C’est le mot de la semaine en Ukraine. Dans les années 1990, après la chute de l’Union soviétique, une “lustration” contre les collaborateurs secrets du régime communiste avait été lancée. Hier, le Parlement ukrainien a ouvert la voie à une véritable chasse à l’homme contre les proches de Viktor Ianoukovitch.
De notre envoyé spécial à Kiev (Ukraine).
“Je suis persuadé qu’une lustration est nécessaire au sein des forces de l’ordre, afin de restaurer leur réputation.” Le charismatique boxeur Vitaly Klitschko, l'un des principaux leaders de l'opposition, a donné le ton hier, à la tribune de la Rada. Le Parlement ukrainien s'est en effet lancé dans un grand nettoyage de la justice et de la police ukrainienne. Comme dans les années 1990 et 2000, un processus de “lustration” va être mis en œuvre.
Après la chute de l'Union soviétique, des listes de collaborateurs avec les services secrets communistes avaient été rédigées. Dans la majorité des ex-pays du bloc communiste, une chasse à l'homme contre les criminels du régime, parfois douteuse, avait été lancée, afin de les juger. Le terme “lustration”, choisi après la chute du rideau de fer, renvoie aux cérémonies de purification de la Rome antique.
Une commission d’enquête sur les crimes du régime
Hier, le parti d'extrême droite Svoboda, représenté par son leader Oleh Tyahnibok, a déposé à la Rada un projet de loi de “lustration”. Il comprend une liste de 145 noms, hommes politiques et oligarques, proches du président déchu Viktor Ianoukovitch. De son côté, le leader du parti d'opposition Oudar, Vitaly Klitschko, a déclaré : "Nous devons immédiatement relâcher tous les prisonniers politiques (...), créer une commission d'enquête spéciale sur les crimes du régime de Ianoukovitch, avec l'implication d'experts étrangers et des rapports hebdomadaires sur cette enquête. Nous devrons commencer ces investigations avec les cadres du régime, demander aux diplomates de chercher les personnes qui ont essayé de quitter le pays à l'étranger, enquêter sur les actions des enquêteurs, des procureurs et des juges qui étaient impliqués dans les répressions contre les activistes."
En bras de fer avec une opposition qu'elle ne reconnaît pas, la Russie est directement visée par ce processus de lustration. Hier, touchée par l'effervescence législative, la Rada a voté un texte interdisant le russe comme deuxième langue officielle au sud et à l'est de l'Ukraine. Selon l'agence russe Interfax, le Parlement ukrainien envisage également de bannir l'idéologie communiste.

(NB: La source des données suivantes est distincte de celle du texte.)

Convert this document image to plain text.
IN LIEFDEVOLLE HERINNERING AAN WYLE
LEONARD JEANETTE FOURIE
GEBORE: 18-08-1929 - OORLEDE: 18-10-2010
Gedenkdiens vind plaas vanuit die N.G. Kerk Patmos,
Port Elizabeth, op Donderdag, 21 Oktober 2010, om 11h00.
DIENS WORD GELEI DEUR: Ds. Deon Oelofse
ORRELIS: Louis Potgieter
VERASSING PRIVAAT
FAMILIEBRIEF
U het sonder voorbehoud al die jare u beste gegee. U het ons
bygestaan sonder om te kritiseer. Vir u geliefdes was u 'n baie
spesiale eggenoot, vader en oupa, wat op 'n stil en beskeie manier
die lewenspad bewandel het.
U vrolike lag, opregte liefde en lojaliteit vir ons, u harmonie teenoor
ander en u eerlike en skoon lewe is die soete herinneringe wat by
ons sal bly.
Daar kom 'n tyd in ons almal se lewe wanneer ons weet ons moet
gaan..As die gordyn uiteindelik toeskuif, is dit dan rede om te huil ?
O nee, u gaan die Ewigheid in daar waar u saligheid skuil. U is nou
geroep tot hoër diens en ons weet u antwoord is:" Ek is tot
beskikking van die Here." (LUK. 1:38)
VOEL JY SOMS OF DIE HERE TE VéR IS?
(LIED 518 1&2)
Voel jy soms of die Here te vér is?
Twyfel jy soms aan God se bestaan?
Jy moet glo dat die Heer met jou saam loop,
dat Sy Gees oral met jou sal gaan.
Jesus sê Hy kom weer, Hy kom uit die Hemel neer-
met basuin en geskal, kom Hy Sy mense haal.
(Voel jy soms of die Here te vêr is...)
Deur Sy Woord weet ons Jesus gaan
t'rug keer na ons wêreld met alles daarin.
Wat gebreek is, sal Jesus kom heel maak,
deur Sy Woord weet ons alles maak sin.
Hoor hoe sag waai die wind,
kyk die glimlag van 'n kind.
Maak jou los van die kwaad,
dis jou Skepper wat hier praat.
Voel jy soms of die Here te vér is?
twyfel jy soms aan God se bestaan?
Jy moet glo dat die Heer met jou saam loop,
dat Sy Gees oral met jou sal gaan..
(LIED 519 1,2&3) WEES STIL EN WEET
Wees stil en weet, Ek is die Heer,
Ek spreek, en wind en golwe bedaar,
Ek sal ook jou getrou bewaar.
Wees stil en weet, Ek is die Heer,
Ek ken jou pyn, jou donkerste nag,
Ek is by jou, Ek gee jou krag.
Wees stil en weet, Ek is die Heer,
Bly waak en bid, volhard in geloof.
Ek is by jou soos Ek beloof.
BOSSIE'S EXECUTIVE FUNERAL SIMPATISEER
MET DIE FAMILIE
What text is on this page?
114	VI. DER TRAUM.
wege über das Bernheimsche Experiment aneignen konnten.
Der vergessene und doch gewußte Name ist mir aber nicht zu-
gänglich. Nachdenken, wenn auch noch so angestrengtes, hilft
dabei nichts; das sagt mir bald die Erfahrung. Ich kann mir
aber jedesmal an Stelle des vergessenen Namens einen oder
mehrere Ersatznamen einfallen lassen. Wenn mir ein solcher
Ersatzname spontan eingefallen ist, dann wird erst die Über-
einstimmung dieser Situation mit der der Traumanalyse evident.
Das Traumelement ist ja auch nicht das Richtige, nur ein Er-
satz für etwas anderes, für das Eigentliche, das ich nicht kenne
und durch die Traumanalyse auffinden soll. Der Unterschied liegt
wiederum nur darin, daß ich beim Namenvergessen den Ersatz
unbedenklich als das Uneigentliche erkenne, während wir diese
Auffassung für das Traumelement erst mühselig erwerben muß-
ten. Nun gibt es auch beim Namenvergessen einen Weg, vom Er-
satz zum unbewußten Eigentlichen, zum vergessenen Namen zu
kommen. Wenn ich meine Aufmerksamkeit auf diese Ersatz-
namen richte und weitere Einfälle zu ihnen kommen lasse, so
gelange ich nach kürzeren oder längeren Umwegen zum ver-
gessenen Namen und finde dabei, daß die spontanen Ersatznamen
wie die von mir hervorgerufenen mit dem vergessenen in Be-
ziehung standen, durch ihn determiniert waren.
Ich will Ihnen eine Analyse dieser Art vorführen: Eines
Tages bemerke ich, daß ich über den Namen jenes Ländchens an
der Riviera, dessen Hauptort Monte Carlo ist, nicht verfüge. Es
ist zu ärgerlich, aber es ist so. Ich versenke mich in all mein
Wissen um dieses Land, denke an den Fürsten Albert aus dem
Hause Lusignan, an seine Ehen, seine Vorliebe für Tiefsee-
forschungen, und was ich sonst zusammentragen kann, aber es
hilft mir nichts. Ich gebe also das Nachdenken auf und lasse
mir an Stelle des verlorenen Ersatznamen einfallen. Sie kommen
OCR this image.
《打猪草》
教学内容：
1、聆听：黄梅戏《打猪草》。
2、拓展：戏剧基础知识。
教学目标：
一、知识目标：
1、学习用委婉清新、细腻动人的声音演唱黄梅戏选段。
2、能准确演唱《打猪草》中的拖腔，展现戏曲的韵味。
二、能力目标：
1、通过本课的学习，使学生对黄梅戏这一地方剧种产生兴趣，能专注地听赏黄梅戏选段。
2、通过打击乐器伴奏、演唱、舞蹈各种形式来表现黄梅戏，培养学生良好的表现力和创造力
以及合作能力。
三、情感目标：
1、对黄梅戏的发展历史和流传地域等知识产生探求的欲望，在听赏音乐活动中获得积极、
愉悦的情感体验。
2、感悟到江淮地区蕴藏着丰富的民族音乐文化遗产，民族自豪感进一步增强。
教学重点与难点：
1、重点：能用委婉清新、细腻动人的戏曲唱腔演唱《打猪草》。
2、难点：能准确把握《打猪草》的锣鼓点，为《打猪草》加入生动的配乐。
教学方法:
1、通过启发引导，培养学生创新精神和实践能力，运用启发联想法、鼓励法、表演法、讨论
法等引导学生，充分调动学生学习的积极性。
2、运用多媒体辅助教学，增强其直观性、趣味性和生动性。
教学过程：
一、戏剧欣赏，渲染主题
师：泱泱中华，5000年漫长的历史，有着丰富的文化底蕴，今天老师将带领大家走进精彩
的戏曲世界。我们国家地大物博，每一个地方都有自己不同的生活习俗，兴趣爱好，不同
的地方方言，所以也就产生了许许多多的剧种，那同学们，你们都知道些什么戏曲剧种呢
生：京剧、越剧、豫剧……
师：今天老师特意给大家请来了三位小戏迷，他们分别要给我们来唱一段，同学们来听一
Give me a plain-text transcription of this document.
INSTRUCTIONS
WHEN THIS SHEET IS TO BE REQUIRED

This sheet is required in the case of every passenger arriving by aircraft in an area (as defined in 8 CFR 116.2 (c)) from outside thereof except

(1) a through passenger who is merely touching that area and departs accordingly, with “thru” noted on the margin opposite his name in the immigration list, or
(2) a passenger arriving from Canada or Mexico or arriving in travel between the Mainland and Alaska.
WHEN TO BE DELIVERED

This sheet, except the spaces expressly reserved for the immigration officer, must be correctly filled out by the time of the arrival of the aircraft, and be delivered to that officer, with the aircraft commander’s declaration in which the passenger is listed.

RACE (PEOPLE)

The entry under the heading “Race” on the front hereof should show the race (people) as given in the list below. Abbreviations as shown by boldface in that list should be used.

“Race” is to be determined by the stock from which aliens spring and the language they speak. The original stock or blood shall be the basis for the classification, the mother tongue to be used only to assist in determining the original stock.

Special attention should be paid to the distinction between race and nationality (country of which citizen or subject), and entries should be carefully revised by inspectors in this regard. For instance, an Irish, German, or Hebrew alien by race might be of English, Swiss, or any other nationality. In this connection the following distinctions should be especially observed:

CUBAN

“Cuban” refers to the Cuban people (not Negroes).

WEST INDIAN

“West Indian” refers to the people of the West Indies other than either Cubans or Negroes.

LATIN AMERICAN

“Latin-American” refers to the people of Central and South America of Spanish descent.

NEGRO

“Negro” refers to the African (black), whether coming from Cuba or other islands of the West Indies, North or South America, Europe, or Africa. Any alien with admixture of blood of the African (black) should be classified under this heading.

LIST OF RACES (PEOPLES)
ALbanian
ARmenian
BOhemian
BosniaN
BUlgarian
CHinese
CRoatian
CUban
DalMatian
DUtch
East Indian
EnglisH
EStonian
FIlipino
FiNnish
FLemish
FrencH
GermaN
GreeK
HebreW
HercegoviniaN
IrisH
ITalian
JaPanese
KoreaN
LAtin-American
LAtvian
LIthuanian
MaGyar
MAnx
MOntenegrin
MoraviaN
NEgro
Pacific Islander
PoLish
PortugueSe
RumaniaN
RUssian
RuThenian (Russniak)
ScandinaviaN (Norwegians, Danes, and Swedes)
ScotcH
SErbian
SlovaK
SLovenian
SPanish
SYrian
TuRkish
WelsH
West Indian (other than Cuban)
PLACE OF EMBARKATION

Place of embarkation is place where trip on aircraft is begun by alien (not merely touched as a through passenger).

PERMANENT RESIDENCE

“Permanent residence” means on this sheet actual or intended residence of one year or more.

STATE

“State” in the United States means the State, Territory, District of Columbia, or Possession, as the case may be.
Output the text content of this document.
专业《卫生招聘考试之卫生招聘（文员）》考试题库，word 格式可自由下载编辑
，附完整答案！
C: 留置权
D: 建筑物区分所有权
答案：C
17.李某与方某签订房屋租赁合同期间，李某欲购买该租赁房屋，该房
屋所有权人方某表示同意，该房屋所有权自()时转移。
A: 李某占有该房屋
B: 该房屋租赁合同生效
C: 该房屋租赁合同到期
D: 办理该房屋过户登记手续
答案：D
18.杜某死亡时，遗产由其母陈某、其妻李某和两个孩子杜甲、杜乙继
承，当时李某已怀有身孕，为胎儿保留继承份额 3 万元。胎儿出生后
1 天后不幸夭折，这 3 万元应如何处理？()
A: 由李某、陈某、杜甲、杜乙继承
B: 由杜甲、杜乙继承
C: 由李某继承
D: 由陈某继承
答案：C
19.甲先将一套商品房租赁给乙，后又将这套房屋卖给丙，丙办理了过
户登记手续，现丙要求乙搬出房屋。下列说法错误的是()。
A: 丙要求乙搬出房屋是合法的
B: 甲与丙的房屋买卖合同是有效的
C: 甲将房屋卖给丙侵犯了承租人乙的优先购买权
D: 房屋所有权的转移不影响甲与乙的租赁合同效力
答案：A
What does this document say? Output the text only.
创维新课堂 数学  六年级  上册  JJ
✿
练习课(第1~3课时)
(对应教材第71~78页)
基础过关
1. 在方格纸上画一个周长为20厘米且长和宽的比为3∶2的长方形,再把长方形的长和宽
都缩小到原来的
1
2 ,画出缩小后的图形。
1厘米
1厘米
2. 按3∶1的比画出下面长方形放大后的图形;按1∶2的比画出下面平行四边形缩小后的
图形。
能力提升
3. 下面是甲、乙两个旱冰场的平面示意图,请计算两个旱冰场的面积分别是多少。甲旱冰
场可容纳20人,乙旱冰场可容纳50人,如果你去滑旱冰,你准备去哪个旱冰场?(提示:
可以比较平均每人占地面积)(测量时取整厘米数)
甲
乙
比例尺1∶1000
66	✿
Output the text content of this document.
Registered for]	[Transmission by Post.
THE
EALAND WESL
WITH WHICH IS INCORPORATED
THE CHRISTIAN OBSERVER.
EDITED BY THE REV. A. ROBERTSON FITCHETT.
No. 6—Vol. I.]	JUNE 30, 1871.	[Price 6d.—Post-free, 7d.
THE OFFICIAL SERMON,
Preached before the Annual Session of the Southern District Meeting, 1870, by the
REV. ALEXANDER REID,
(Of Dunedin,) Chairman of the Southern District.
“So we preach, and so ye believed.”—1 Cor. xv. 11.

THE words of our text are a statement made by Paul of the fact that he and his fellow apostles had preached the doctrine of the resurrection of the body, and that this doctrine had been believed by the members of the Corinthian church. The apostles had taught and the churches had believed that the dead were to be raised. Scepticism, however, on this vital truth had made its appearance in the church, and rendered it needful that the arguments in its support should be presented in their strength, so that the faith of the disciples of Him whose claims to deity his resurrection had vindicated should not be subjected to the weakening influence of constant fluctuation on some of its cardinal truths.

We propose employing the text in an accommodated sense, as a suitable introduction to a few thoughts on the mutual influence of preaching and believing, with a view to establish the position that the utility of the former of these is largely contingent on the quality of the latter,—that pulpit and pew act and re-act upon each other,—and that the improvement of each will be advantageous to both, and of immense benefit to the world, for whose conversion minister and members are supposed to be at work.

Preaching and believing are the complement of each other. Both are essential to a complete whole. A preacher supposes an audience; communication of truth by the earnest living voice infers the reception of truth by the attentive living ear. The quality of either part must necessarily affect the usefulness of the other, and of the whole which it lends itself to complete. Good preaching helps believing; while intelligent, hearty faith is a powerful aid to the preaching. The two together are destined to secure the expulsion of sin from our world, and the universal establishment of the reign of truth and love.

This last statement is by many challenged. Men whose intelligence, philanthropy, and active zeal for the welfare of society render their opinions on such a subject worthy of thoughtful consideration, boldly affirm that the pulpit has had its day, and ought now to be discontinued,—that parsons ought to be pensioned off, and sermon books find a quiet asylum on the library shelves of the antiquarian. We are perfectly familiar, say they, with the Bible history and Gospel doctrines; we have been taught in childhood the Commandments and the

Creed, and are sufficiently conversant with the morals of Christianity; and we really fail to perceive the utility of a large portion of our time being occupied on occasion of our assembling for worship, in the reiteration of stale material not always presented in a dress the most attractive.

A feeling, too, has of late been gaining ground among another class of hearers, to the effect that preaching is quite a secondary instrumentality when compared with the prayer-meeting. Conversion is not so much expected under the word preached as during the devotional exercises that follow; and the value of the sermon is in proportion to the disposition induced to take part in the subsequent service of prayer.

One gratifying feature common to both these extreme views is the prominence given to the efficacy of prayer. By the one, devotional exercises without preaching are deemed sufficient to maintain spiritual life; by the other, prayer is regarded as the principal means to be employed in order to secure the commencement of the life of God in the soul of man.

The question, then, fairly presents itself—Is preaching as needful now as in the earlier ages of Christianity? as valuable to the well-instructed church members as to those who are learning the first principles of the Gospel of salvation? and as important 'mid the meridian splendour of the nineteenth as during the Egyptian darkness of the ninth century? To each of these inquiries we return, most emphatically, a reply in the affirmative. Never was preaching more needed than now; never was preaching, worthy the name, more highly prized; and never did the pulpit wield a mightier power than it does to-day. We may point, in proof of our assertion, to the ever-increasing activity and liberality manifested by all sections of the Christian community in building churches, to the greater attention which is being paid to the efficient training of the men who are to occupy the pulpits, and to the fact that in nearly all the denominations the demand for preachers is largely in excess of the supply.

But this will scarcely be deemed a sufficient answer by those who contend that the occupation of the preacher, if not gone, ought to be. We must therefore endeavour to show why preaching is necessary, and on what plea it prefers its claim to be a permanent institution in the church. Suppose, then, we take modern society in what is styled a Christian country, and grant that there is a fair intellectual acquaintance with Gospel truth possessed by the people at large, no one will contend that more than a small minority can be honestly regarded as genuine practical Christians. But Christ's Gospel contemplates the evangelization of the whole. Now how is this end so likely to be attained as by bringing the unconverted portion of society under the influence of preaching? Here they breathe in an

Ianoukovitch, ennemi public numéro un
Cette lustration vise en premier lieu l'ennemi public numéro un, le futur ex-président, Viktor Ianoukovitch. Hier, le ministre de l'Intérieur a lancé un mandat d'arrêt contre lui pour "meurtres de masse" de civils. Le nouveau procureur général, Oleh Makhnitsky, a annoncé hier l'ouverture d'une enquête contre 50 cadres du gouvernement, de la police et de la justice, impliqués dans les tueries de la semaine dernière, qui ont provoqué la mort de 82 manifestants.
Devenu l'homme le plus recherché du pays, Viktor Ianoukovitch serait soit dans la région de Donetsk, son fief électoral au sud-est du pays, soit en Crimée, où il aurait été aperçu. Sa résidence luxueuse près de Kiev, son parcours de golf et ses toilettes dorées ont d'ores et déjà été nationalisés par le Parlement. Des documents retrouvés dans la rivière viennent même de révéler une opération de répression d'ampleur contre les opposants et les journalistes. 22 000 policiers et des véhicules blindés auraient dû être mobilisés. Parmi eux, 2 000 membres de la police anti-émeutes Berkout, que l'opposition au Parlement souhaite maintenant “purifier”.